Advising [Live Nation President and CFO Joe] Berchtold and managing key relationships on Capitol Hill is a small army of over 30 lobbyists, deployed to defend the company from growing criticism by senators like Amy Klobuchar, D-Minn., and Richard Blumenthal, D-Conn. Klobuchar, who serves as the chair of the Senate Judiciary Subcommittee on Competition Policy, Antitrust and Consumer Rights, has made repeated calls to the Department of Justice to investigate Ticketmaster and break up the company if any wrongdoing is uncovered during a DOJ review of the consent decree it created to foster competition in ticketing. That review is expected to wrap up soon.

Among those lobbyists are Seth Bloom, a longtime general counsel for the Senate antitrust subcommittee, who was hired after that same committee announced plans for hearings examining the company’s market power and alleged abuses. Another is Jonathan Becker, who was a former chief of staff for Sen. Kobuchar. The company also recently hired longtime external counsel and antitrust attorney Dan Wall in-house as Executive Vice President for Corporate and Regulatory Affairs.
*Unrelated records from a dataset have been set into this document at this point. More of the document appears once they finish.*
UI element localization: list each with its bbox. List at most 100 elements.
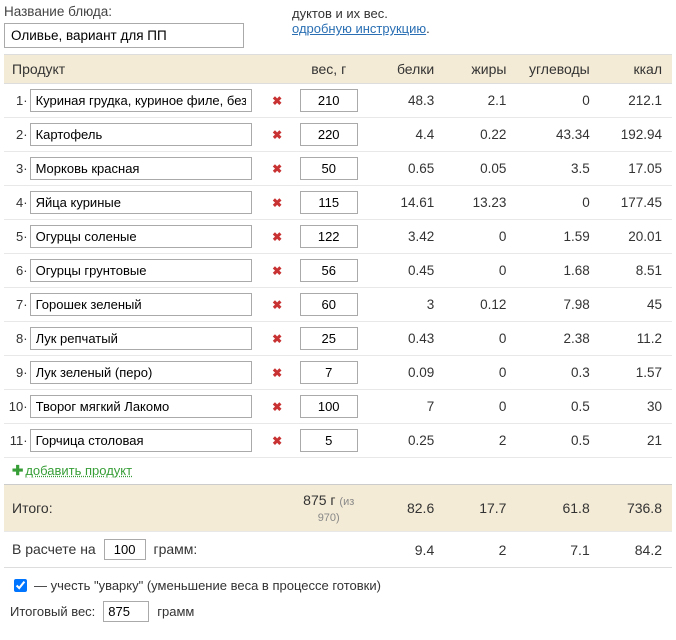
- weight-input[interactable]: [300, 123, 358, 146]
- kcal-value: 1.57: [600, 356, 672, 390]
- dish-name-input[interactable]: [4, 23, 244, 48]
- final-weight-label: Итоговый вес:: [10, 604, 95, 619]
- totals-protein: 82.6: [372, 485, 444, 532]
- ingredients-table: Продукт вес, г белки жиры углеводы ккал …: [4, 54, 672, 568]
- weight-input[interactable]: [300, 89, 358, 112]
- col-fat: жиры: [444, 55, 516, 84]
- totals-fat: 17.7: [444, 485, 516, 532]
- add-plus-icon: ✚: [12, 463, 23, 478]
- delete-icon[interactable]: ✖: [272, 366, 282, 380]
- fat-value: 2: [444, 424, 516, 458]
- weight-input[interactable]: [300, 157, 358, 180]
- fat-value: 0: [444, 322, 516, 356]
- product-name-input[interactable]: [30, 123, 252, 146]
- row-index: 6·: [4, 254, 30, 288]
- add-product-link[interactable]: добавить продукт: [25, 463, 132, 478]
- dish-name-label: Название блюда:: [4, 4, 284, 19]
- delete-icon[interactable]: ✖: [272, 400, 282, 414]
- carb-value: 1.59: [516, 220, 599, 254]
- delete-icon[interactable]: ✖: [272, 230, 282, 244]
- carb-value: 0.5: [516, 424, 599, 458]
- uvarka-checkbox[interactable]: [14, 579, 27, 592]
- fat-value: 0: [444, 254, 516, 288]
- instruction-link[interactable]: одробную инструкцию: [292, 21, 426, 36]
- kcal-value: 177.45: [600, 186, 672, 220]
- product-name-input[interactable]: [30, 89, 252, 112]
- totals-carb: 61.8: [516, 485, 599, 532]
- fat-value: 0.12: [444, 288, 516, 322]
- final-weight-input[interactable]: [103, 601, 149, 622]
- per100-carb: 7.1: [516, 532, 599, 568]
- carb-value: 0: [516, 84, 599, 118]
- weight-input[interactable]: [300, 327, 358, 350]
- protein-value: 0.65: [372, 152, 444, 186]
- product-name-input[interactable]: [30, 361, 252, 384]
- kcal-value: 192.94: [600, 118, 672, 152]
- weight-input[interactable]: [300, 293, 358, 316]
- protein-value: 0.25: [372, 424, 444, 458]
- row-index: 9·: [4, 356, 30, 390]
- col-kcal: ккал: [600, 55, 672, 84]
- row-index: 5·: [4, 220, 30, 254]
- kcal-value: 11.2: [600, 322, 672, 356]
- weight-input[interactable]: [300, 191, 358, 214]
- carb-value: 7.98: [516, 288, 599, 322]
- col-product: Продукт: [4, 55, 285, 84]
- product-name-input[interactable]: [30, 395, 252, 418]
- kcal-value: 8.51: [600, 254, 672, 288]
- delete-icon[interactable]: ✖: [272, 196, 282, 210]
- ingredient-row: 1·✖48.32.10212.1: [4, 84, 672, 118]
- carb-value: 3.5: [516, 152, 599, 186]
- per100-input[interactable]: [104, 539, 146, 560]
- delete-icon[interactable]: ✖: [272, 94, 282, 108]
- protein-value: 3.42: [372, 220, 444, 254]
- protein-value: 3: [372, 288, 444, 322]
- carb-value: 1.68: [516, 254, 599, 288]
- product-name-input[interactable]: [30, 157, 252, 180]
- weight-input[interactable]: [300, 361, 358, 384]
- per100-fat: 2: [444, 532, 516, 568]
- product-name-input[interactable]: [30, 191, 252, 214]
- carb-value: 0.3: [516, 356, 599, 390]
- carb-value: 0.5: [516, 390, 599, 424]
- row-index: 8·: [4, 322, 30, 356]
- fat-value: 13.23: [444, 186, 516, 220]
- row-index: 11·: [4, 424, 30, 458]
- protein-value: 0.45: [372, 254, 444, 288]
- product-name-input[interactable]: [30, 259, 252, 282]
- ingredient-row: 3·✖0.650.053.517.05: [4, 152, 672, 186]
- weight-input[interactable]: [300, 395, 358, 418]
- product-name-input[interactable]: [30, 327, 252, 350]
- delete-icon[interactable]: ✖: [272, 298, 282, 312]
- protein-value: 0.09: [372, 356, 444, 390]
- ingredient-row: 11·✖0.2520.521: [4, 424, 672, 458]
- row-index: 7·: [4, 288, 30, 322]
- protein-value: 7: [372, 390, 444, 424]
- kcal-value: 212.1: [600, 84, 672, 118]
- delete-icon[interactable]: ✖: [272, 434, 282, 448]
- totals-weight: 875 г (из 970): [285, 485, 372, 532]
- delete-icon[interactable]: ✖: [272, 128, 282, 142]
- ingredient-row: 9·✖0.0900.31.57: [4, 356, 672, 390]
- fat-value: 0.22: [444, 118, 516, 152]
- weight-input[interactable]: [300, 259, 358, 282]
- fat-value: 2.1: [444, 84, 516, 118]
- product-name-input[interactable]: [30, 293, 252, 316]
- ingredient-row: 7·✖30.127.9845: [4, 288, 672, 322]
- protein-value: 4.4: [372, 118, 444, 152]
- protein-value: 48.3: [372, 84, 444, 118]
- row-index: 2·: [4, 118, 30, 152]
- kcal-value: 30: [600, 390, 672, 424]
- fat-value: 0: [444, 390, 516, 424]
- product-name-input[interactable]: [30, 429, 252, 452]
- delete-icon[interactable]: ✖: [272, 264, 282, 278]
- delete-icon[interactable]: ✖: [272, 332, 282, 346]
- ingredient-row: 10·✖700.530: [4, 390, 672, 424]
- per100-label: В расчете на грамм:: [4, 532, 372, 568]
- weight-input[interactable]: [300, 225, 358, 248]
- delete-icon[interactable]: ✖: [272, 162, 282, 176]
- totals-label: Итого:: [4, 485, 285, 532]
- weight-input[interactable]: [300, 429, 358, 452]
- product-name-input[interactable]: [30, 225, 252, 248]
- fat-value: 0: [444, 220, 516, 254]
It was Wall who wrote the company’s evasive responses to direct questions arising out of the Senate Judiciary Committee hearings in January, which were rejected by Klobuchar and co-chair Sen. Mike Lee (R-UT).

How does Live Nation Entertainment’s lobbying dollar stack up against others in the space? More from Billboard:

Live Nation now spends significantly more than its competitors in the touring sector. Last year, enter- tainment conglomerate AEG spent $140,000 on federal lobbying, according to Open Secrets, while secondary-market ticketing competitor SeatGeek spent $170,000 and Viagogo, the British company that bought StubHub in 2020, spent $140,000. Live Nation partner company Oak View Group spent $570,000 on lobbying, while Spotify, which has rolled out a new ticketing offering for concert promoters and is hoping to broaden its reach within the live space, spent $710,000.
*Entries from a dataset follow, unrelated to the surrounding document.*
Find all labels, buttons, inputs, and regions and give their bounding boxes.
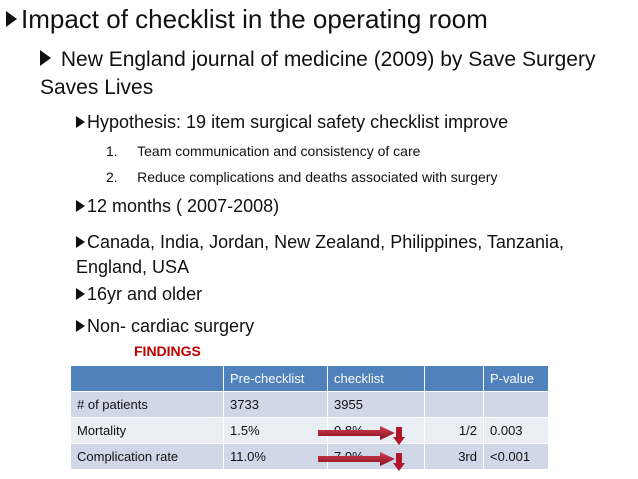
p-value — [483, 391, 549, 418]
table-header — [70, 365, 224, 392]
bullet-arrow-icon — [76, 116, 85, 129]
findings-table: Pre-checklist checklist P-value # of pat… — [70, 365, 549, 470]
numbered-item-1: 1. Team communication and consistency of… — [106, 143, 420, 159]
sub-bullet-text: New England journal of medicine (2009) b… — [40, 48, 596, 99]
duration-bullet: 12 months ( 2007-2008) — [76, 196, 279, 217]
bullet-arrow-icon — [76, 288, 85, 301]
decrease-arrow-icon — [318, 426, 395, 440]
table-header: P-value — [483, 365, 549, 392]
post-value: 0.8% — [327, 417, 425, 444]
down-arrow-icon — [393, 453, 405, 471]
post-value: 3955 — [327, 391, 425, 418]
pre-value: 1.5% — [223, 417, 328, 444]
item-number: 2. — [106, 169, 118, 185]
hypothesis-bullet: Hypothesis: 19 item surgical safety chec… — [76, 112, 508, 133]
change-value: 3rd — [424, 443, 484, 470]
item-number: 1. — [106, 143, 118, 159]
row-label: # of patients — [70, 391, 224, 418]
change-value: 1/2 — [424, 417, 484, 444]
table-row: Complication rate 11.0% 7.0% 3rd ˂0.001 — [70, 443, 549, 470]
decrease-arrow-icon — [318, 452, 395, 466]
bullet-arrow-icon — [76, 320, 85, 333]
age-text: 16yr and older — [87, 284, 203, 304]
item-text: Reduce complications and deaths associat… — [137, 169, 498, 185]
countries-bullet: Canada, India, Jordan, New Zealand, Phil… — [76, 230, 626, 280]
table-header: Pre-checklist — [223, 365, 328, 392]
surgery-text: Non- cardiac surgery — [87, 316, 255, 336]
bullet-arrow-icon — [40, 50, 51, 67]
pre-value: 11.0% — [223, 443, 328, 470]
row-label: Complication rate — [70, 443, 224, 470]
bullet-arrow-icon — [6, 11, 17, 28]
down-arrow-icon — [393, 427, 405, 445]
age-bullet: 16yr and older — [76, 284, 202, 305]
numbered-item-2: 2. Reduce complications and deaths assoc… — [106, 169, 497, 185]
table-header-row: Pre-checklist checklist P-value — [70, 365, 549, 392]
findings-label: FINDINGS — [134, 343, 201, 359]
main-bullet: Impact of checklist in the operating roo… — [6, 4, 488, 35]
surgery-bullet: Non- cardiac surgery — [76, 316, 254, 337]
p-value: ˂0.001 — [483, 443, 549, 470]
main-bullet-text: Impact of checklist in the operating roo… — [21, 4, 488, 34]
change-value — [424, 391, 484, 418]
duration-text: 12 months ( 2007-2008) — [87, 196, 280, 216]
table-row: # of patients 3733 3955 — [70, 391, 549, 418]
table-header — [424, 365, 484, 392]
bullet-arrow-icon — [76, 200, 85, 213]
item-text: Team communication and consistency of ca… — [137, 143, 421, 159]
table-header: checklist — [327, 365, 425, 392]
pre-value: 3733 — [223, 391, 328, 418]
sub-bullet: New England journal of medicine (2009) b… — [40, 46, 600, 102]
bullet-arrow-icon — [76, 236, 85, 249]
hypothesis-text: Hypothesis: 19 item surgical safety chec… — [87, 112, 509, 132]
row-label: Mortality — [70, 417, 224, 444]
p-value: 0.003 — [483, 417, 549, 444]
table-row: Mortality 1.5% 0.8% 1/2 0.003 — [70, 417, 549, 444]
countries-text: Canada, India, Jordan, New Zealand, Phil… — [76, 232, 564, 277]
All the while, Live Nation Entertainment continues to show record-shattering profits every quarter, fueled largely by the increased adoption of ticket price-surging systems like dynamic and platinum ticket prices, coupled with the deployment of mobile-only ticketing technology designed to keep consumers from being able to transfer or resell tickets outside of Ticketmaster’s systems. The use of such systems has helped Live Nation Entertainment grow its ticketing revenue by 45 percent in 2022 compared to 2019, despite the actual number of tickets being sold going up by a mere 28 percent. This information is from Live Nation itself, in its recent earnings release.

It is unclear whether or not there is any legislative appetite for the so-called “FAIR” ticketing pill that Live Nation wants consumers to swallow. But the mountains of cash being spent to forward it as a possibility may be more about keeping actual consumer-friendly ticketing legislation from being enacted, given that the status quo favors Live Nation Entertainment enormously.